Companies are looking at ways to expand the IoT network, turning IoT devices into nodes of connectivity that users have the option of connecting to expand the network. Whether consumers will embrace this remains to be seen.
Shadow IT – the practice where individuals or departments in a company buy, install and run hardware or software outside of the IT department’s knowledge or control – is a problem for many companies. Now, says ZK Research, shadow IoT – which involves using unauthorised IoT devices on an organisation’s network – is a growing problem. The research shows 61 per cent of IT teams have no or low confidence in knowing which devices are connected to their network.
IoT devices are double trouble, according to Nokia. In 2020, IoT devices represent 32.7 per cent of infected devices on mobile networks. That is more than double the 16.2 per cent share they represented in 2019.
It may seem obvious that IoT devices should be segregated from your core network, given reports of the security risks they represent. But a more granular approach is probably better, says Sean Tufts, practice director of ICS and IOT security at Optiv Inc. The criticality of the device and its importance in your operation should determine your approach. That allows you to get the best – and most secure – return for your efforts.
The Australian government hopes to make the IoT more secure. It issued a voluntary code of practice to help industry in the country design secure IoT devices. Called ‘Code of Practice: Securing the Internet of Things for Consumers’, the code encourages manufacturers to make devices that comply with Australia’s privacy laws, build strong passwords into devices and use two-factor authentication.
The European Commission has launched an inquiry into consumer products and services linked to the Internet of Things. The EU wants to determine if there is a concentration of power in the sector that is hampering competition, and is currently surveying companies throughout the region in advance of a preliminary report in 2021.
By 2025, there will be 41.6 billion IoT devices globally. Users of this tech can have a hard time knowing how secure their IoT choices are. In response, the US government has passed the IoT Cybersecurity Improvement Act of 2020. The act applies to any companies that sell IoT products to the US federal government and sets standards for disclosure of weaknesses, increasing transparency. This is seen as the first step to developing better device security, and the benefits are expected to spread to consumer devices.
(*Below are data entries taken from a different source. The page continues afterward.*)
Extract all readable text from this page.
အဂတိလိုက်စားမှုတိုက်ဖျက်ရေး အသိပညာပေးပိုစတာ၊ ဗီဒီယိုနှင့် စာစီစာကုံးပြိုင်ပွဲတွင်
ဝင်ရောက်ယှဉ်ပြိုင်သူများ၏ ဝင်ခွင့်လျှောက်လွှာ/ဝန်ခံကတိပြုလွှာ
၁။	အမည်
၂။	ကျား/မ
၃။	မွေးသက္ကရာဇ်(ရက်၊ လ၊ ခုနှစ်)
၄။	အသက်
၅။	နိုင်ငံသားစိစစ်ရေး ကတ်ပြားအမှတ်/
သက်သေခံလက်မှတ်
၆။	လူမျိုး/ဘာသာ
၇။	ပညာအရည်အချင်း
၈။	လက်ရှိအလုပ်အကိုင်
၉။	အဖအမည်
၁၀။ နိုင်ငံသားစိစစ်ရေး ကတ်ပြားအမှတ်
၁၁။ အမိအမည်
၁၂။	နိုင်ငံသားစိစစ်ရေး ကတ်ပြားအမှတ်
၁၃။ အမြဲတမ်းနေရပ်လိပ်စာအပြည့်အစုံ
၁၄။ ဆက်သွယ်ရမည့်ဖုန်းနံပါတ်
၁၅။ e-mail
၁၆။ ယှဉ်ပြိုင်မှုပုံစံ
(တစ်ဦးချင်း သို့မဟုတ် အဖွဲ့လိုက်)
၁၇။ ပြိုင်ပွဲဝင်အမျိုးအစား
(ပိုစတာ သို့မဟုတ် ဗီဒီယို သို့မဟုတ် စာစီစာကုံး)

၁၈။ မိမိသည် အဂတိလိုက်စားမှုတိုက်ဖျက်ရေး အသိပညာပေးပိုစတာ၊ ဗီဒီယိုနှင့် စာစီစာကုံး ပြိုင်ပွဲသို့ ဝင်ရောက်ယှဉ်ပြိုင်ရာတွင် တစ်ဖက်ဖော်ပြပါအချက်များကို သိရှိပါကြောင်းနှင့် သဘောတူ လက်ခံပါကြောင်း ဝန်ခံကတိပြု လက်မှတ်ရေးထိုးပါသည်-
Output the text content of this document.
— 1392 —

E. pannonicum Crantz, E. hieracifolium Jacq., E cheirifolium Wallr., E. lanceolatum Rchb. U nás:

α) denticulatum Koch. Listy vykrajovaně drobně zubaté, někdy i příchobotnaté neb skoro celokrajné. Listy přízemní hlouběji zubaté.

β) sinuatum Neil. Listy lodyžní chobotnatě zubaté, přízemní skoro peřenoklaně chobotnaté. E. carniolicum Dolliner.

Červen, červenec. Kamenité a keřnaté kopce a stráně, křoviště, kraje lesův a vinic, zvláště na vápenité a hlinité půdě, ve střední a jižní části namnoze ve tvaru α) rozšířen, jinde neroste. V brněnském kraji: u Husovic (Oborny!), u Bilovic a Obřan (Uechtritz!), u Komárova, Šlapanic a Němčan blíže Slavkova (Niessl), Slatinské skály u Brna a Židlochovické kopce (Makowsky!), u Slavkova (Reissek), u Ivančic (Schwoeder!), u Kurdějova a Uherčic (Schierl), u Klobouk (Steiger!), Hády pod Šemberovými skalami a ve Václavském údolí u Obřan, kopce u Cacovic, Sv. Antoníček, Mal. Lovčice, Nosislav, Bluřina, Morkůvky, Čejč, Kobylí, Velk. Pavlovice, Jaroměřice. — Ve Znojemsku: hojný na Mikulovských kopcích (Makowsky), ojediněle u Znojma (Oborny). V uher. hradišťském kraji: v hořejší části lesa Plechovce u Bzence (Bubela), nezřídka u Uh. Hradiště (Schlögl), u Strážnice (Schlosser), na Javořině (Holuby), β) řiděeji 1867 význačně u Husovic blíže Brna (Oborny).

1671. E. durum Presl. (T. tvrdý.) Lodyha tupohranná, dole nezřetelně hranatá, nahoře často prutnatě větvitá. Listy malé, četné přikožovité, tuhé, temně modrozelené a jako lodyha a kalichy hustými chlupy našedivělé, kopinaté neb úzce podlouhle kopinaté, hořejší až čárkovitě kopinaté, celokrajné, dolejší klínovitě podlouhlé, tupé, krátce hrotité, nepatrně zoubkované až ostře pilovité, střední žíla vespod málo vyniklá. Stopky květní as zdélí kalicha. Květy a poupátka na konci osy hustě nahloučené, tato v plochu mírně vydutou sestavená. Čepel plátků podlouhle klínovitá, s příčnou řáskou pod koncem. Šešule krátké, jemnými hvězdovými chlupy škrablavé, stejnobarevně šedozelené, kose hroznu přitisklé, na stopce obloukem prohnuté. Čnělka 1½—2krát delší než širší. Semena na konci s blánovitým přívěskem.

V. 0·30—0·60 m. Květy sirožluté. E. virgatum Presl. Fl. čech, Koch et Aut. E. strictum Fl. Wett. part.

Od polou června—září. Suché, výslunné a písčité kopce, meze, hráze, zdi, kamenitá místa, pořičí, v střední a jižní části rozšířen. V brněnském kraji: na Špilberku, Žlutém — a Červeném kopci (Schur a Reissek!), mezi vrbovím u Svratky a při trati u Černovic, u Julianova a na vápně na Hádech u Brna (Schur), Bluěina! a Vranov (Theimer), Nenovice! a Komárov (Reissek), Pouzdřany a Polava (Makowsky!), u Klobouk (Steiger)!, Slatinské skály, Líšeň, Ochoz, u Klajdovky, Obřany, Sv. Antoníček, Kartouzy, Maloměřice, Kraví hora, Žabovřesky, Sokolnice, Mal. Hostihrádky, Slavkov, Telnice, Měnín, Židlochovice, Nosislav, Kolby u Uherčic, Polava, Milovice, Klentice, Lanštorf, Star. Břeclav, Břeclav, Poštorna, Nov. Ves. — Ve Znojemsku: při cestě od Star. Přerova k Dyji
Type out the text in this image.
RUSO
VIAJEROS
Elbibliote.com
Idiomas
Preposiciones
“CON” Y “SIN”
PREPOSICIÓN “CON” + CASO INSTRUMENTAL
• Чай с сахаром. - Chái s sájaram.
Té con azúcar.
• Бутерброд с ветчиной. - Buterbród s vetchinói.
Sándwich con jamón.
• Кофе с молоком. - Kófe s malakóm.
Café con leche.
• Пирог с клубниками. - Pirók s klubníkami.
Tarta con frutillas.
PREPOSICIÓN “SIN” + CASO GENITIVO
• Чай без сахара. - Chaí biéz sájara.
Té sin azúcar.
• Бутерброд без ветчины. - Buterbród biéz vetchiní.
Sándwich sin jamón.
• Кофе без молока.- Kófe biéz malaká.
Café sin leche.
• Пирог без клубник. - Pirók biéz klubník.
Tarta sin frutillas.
The National Cyber Security Alliance (NCSA) has released a survey of users’ IT security habits that shows some notable differences in the way younger (18–34 years old) and older (50–75 years old) users deal with security. For example, older respondents feel less confident than average in the security of the connected devices in their home, while nearly half of the younger set are very confident. And 42 per cent of older respondents say they never use public Wi-Fi.
Security firm Bitdefender says it identified more than 9,000 devices – mostly running Android – that had been co-opted into Interplanetary Storm, a botnet used to create a for-profit proxy service, probably for anonymous Internet use. The malware propagates by attacking Unix-based systems (Linux, Android and Darwin) that run Internet-facing SSH servers with weak credentials or unsecured ADB servers.
Telecommunications company Vodaphone found 84 per cent of companies surveyed said that IoT made business continuity easier during the disruptions of the COVID-19 pandemic. The benefits of IoT are not just in the short term, though. Seventy-three per cent of mature adopters said IoT has delivered a significant return on investment.